Today the U.S. Court of Appeals for the Sixth Circuit affirmed a district court's denial of a capital defendants petition for post-conviction relief under Section 2254 in Slagle v. Bagley. As we've come to expect on the Sixth, the panel was divided. Judge John Rogers wrote the majority opinion, joined by Chief Judge Danny Boggs. Judge Karen Moore dissented.

Defendant Billy Slagle was convicted of the aggravated murder of Mari Anne Pope.

Slagle broke into his neighbor Pope's house on August 13, 1987, because he wanted to steal something for the following day's drinking. Pope was babysitting two neighborhood children. Ultimately, Slagle went into Pope's bedroom and, after she woke up, stabbed her seventeen times in her chest with her sewing scissors.

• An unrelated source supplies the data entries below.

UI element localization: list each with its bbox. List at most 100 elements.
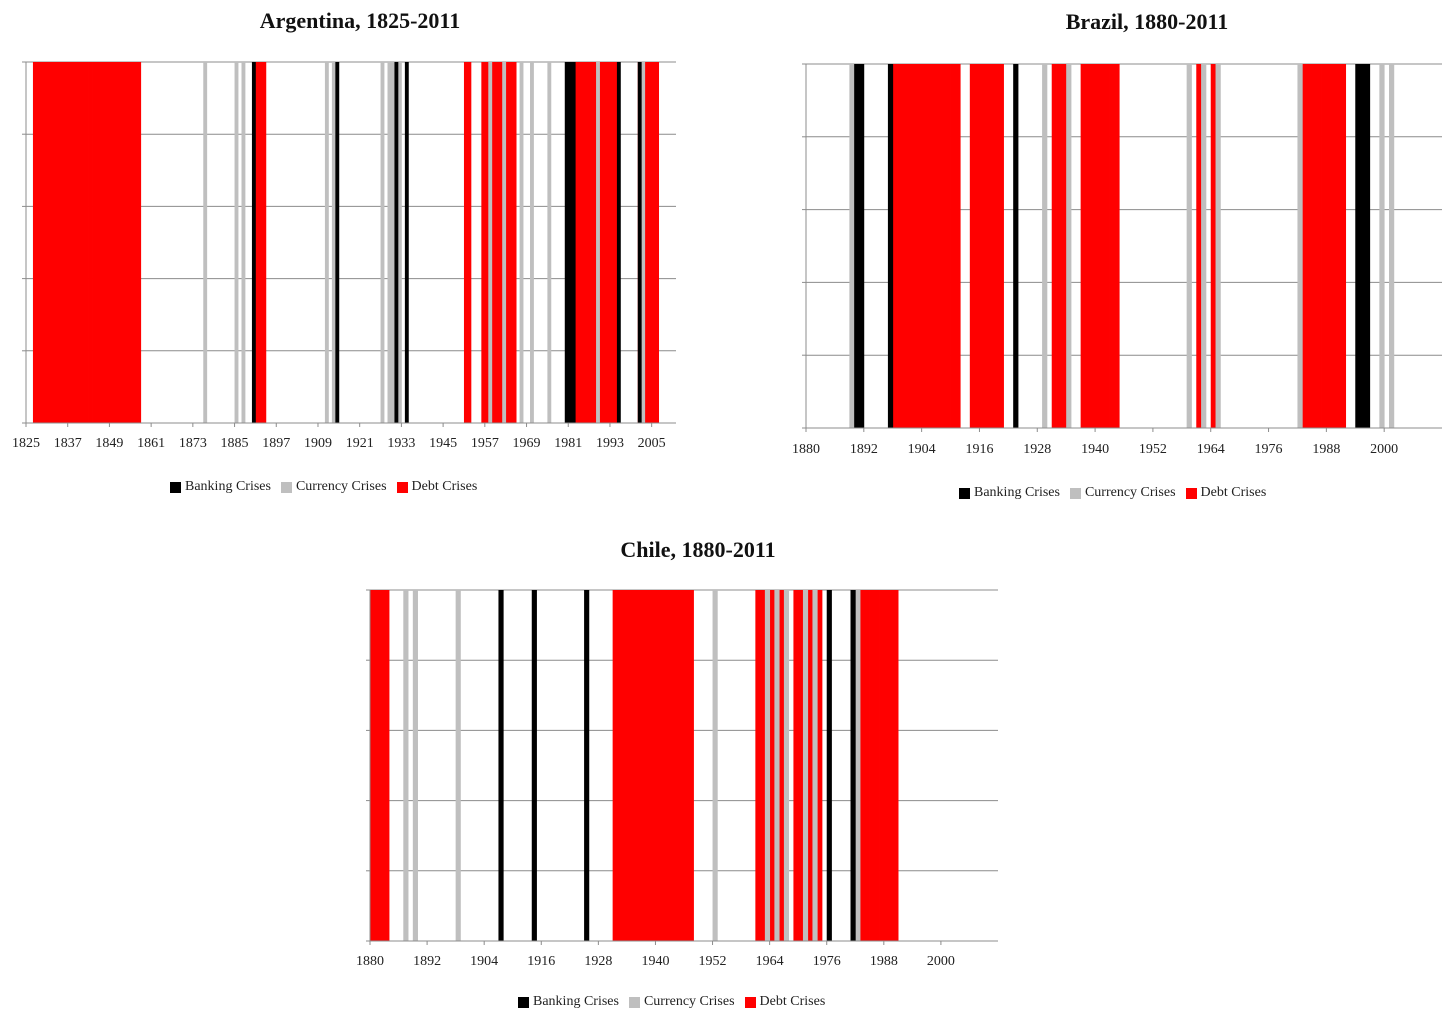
debt-crisis-bar xyxy=(370,590,376,941)
banking-crisis-bar xyxy=(335,62,340,423)
banking-crisis-bar xyxy=(616,62,621,423)
debt-crisis-bar xyxy=(892,64,898,428)
currency-crisis-bar xyxy=(1379,64,1385,428)
debt-crisis-bar xyxy=(585,62,590,423)
debt-crisis-bar xyxy=(1095,64,1101,428)
currency-crisis-bar xyxy=(519,62,524,423)
debt-crisis-bar xyxy=(255,62,260,423)
legend-item-debt: Debt Crises xyxy=(396,479,477,495)
debt-crisis-bar xyxy=(940,64,947,428)
debt-crisis-bar xyxy=(599,62,604,423)
x-tick-label: 1873 xyxy=(179,436,207,451)
legend: Banking Crises Currency Crises Debt Cris… xyxy=(170,479,487,495)
debt-crisis-bar xyxy=(883,590,889,941)
debt-crisis-bar xyxy=(651,62,656,423)
x-tick-label: 1892 xyxy=(850,442,878,457)
debt-crisis-bar xyxy=(578,62,583,423)
debt-crisis-bar xyxy=(779,590,785,941)
debt-crisis-bar xyxy=(467,62,472,423)
x-tick-label: 1921 xyxy=(346,436,374,451)
debt-crisis-bar xyxy=(60,62,65,423)
banking-crisis-bar xyxy=(637,62,642,423)
x-tick-label: 1981 xyxy=(554,436,582,451)
debt-crisis-bar xyxy=(102,62,107,423)
legend-swatch-debt xyxy=(744,996,756,1008)
banking-crisis-bar xyxy=(564,62,569,423)
currency-crisis-bar xyxy=(203,62,208,423)
x-tick-label: 1952 xyxy=(1139,442,1167,457)
x-tick-label: 1976 xyxy=(813,954,841,969)
x-tick-label: 1837 xyxy=(54,436,82,451)
x-tick-label: 1825 xyxy=(12,436,40,451)
debt-crisis-bar xyxy=(92,62,96,423)
x-tick-label: 1964 xyxy=(1197,442,1225,457)
legend: Banking Crises Currency Crises Debt Cris… xyxy=(518,994,835,1010)
x-tick-label: 1880 xyxy=(792,442,820,457)
debt-crisis-bar xyxy=(979,64,985,428)
debt-crisis-bar xyxy=(81,62,86,423)
debt-crisis-bar xyxy=(1331,64,1337,428)
debt-crisis-bar xyxy=(807,590,813,941)
x-tick-label: 1885 xyxy=(221,436,249,451)
legend-item-currency: Currency Crises xyxy=(1069,485,1176,501)
debt-crisis-bar xyxy=(655,62,660,423)
debt-crisis-bar xyxy=(1210,64,1216,428)
legend-swatch-banking xyxy=(959,487,970,499)
currency-crisis-bar xyxy=(1186,64,1192,428)
debt-crisis-bar xyxy=(1316,64,1322,428)
debt-crisis-bar xyxy=(57,62,62,423)
debt-crisis-bar xyxy=(945,64,951,428)
debt-crisis-bar xyxy=(116,62,121,423)
debt-crisis-bar xyxy=(684,590,690,941)
debt-crisis-bar xyxy=(1061,64,1067,428)
x-tick-label: 1993 xyxy=(596,436,624,451)
currency-crisis-bar xyxy=(547,62,552,423)
debt-crisis-bar xyxy=(674,590,680,941)
debt-crisis-bar xyxy=(969,64,976,428)
currency-crisis-bar xyxy=(1389,64,1395,428)
currency-crisis-bar xyxy=(783,590,790,941)
debt-crisis-bar xyxy=(379,590,385,941)
x-tick-label: 1940 xyxy=(1081,442,1109,457)
banking-crisis-bar xyxy=(568,62,573,423)
debt-crisis-bar xyxy=(1056,64,1062,428)
legend-item-currency: Currency Crises xyxy=(280,479,387,495)
currency-crisis-bar xyxy=(390,62,395,423)
banking-crisis-bar xyxy=(404,62,409,423)
debt-crisis-bar xyxy=(384,590,390,941)
debt-crisis-bar xyxy=(645,590,652,941)
debt-crisis-bar xyxy=(498,62,503,423)
currency-crisis-bar xyxy=(502,62,507,423)
legend-swatch-currency xyxy=(1069,487,1081,499)
debt-crisis-bar xyxy=(984,64,990,428)
argentina-chart: 1825 1837 1849 1861 1873 1885 1897 1909 1921 1933… xyxy=(12,61,676,451)
debt-crisis-bar xyxy=(860,590,866,941)
debt-crisis-bar xyxy=(592,62,597,423)
currency-crisis-bar xyxy=(712,590,718,941)
debt-crisis-bar xyxy=(679,590,685,941)
debt-crisis-bar xyxy=(926,64,932,428)
x-tick-label: 1988 xyxy=(1312,442,1340,457)
debt-crisis-bar xyxy=(998,64,1004,428)
x-tick-label: 1957 xyxy=(471,436,499,451)
currency-crisis-bar xyxy=(530,62,534,423)
debt-crisis-bar xyxy=(46,62,51,423)
x-tick-label: 2000 xyxy=(1370,442,1398,457)
debt-crisis-bar xyxy=(912,64,918,428)
debt-crisis-bar xyxy=(36,62,41,423)
debt-crisis-bar xyxy=(907,64,913,428)
debt-crisis-bar xyxy=(1307,64,1313,428)
debt-crisis-bar xyxy=(760,590,766,941)
x-tick-label: 1861 xyxy=(137,436,165,451)
debt-crisis-bar xyxy=(491,62,496,423)
legend-label: Currency Crises xyxy=(1084,485,1176,500)
currency-crisis-bar xyxy=(324,62,329,423)
debt-crisis-bar xyxy=(874,590,880,941)
x-tick-label: 1892 xyxy=(413,954,441,969)
x-tick-label: 1928 xyxy=(1023,442,1051,457)
debt-crisis-bar xyxy=(95,62,100,423)
debt-crisis-bar xyxy=(1321,64,1327,428)
debt-crisis-bar xyxy=(133,62,138,423)
brazil-chart: 1880 1892 1904 1916 1928 1940 1952 1964 1976 1988… xyxy=(792,63,1442,457)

The two children escaped, called for help, and identified Slagle. The police found Slagle at the scene holding the bloody scissors, and Slagle later described his actions that night indetail. Although Slagle admitted at trial that he killed Pope, he argued that, due to his voluntary intoxication from alcohol and marijuana, he did not have the requisite intent for aggravated murder. The jury, nevertheless, sentenced him to death for aggravated murder.

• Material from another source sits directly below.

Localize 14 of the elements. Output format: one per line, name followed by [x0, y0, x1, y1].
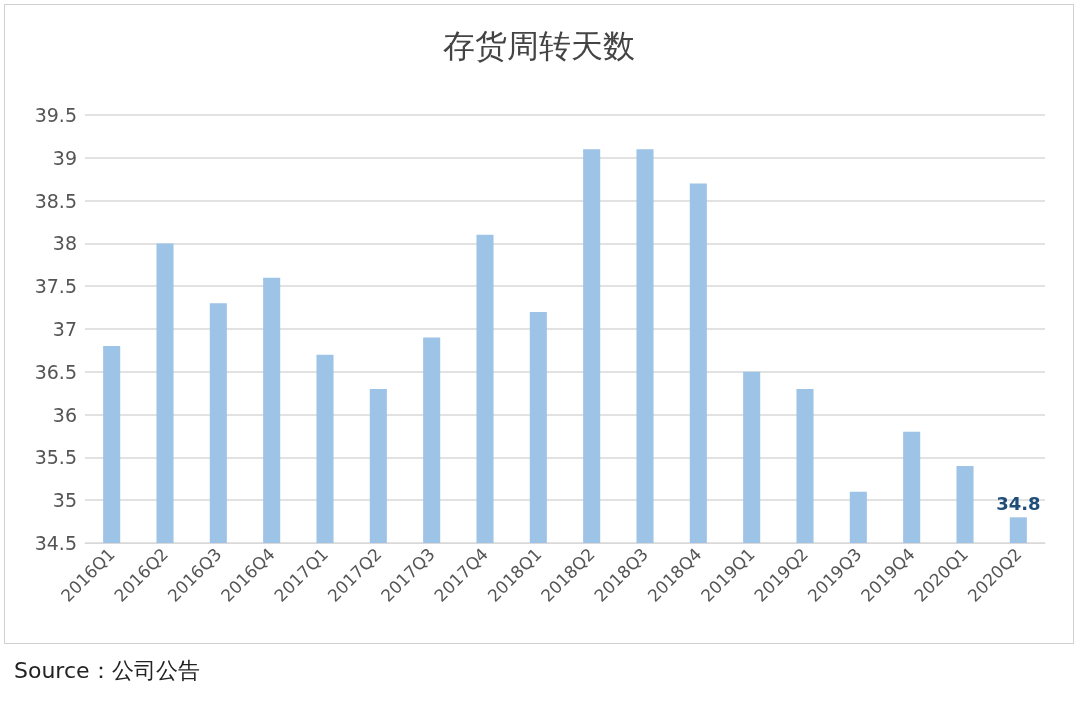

The primary issue in the case was whether Billy Slagle's death sentence should be overturned due to prosecutorial misconduct. In particular, Slagle argued, the prosecutor's repeated improper statements prevented him from receiving a fair trial. According to the majority opinion, the issue was not whether the prosecutor made improper statements, but whether the statements "so infected the trial with unfairness as to make the resulting conviction a denial of due process." A prosecutor's improper actions should not void an otherwise valid verdict if the trial was fair despite the prosecutor's misconduct. This is particularly so where the evidence of the defendant's guilt is sufficiently strong that the prosecutor's actions are unlikely to have affected the outcome. Judge Moore, on the other hand, thought the prosecutor's improper statements were sufficiently pervasive to render the trial fundamentally unfair, despite the strength of the evidence against Slagle.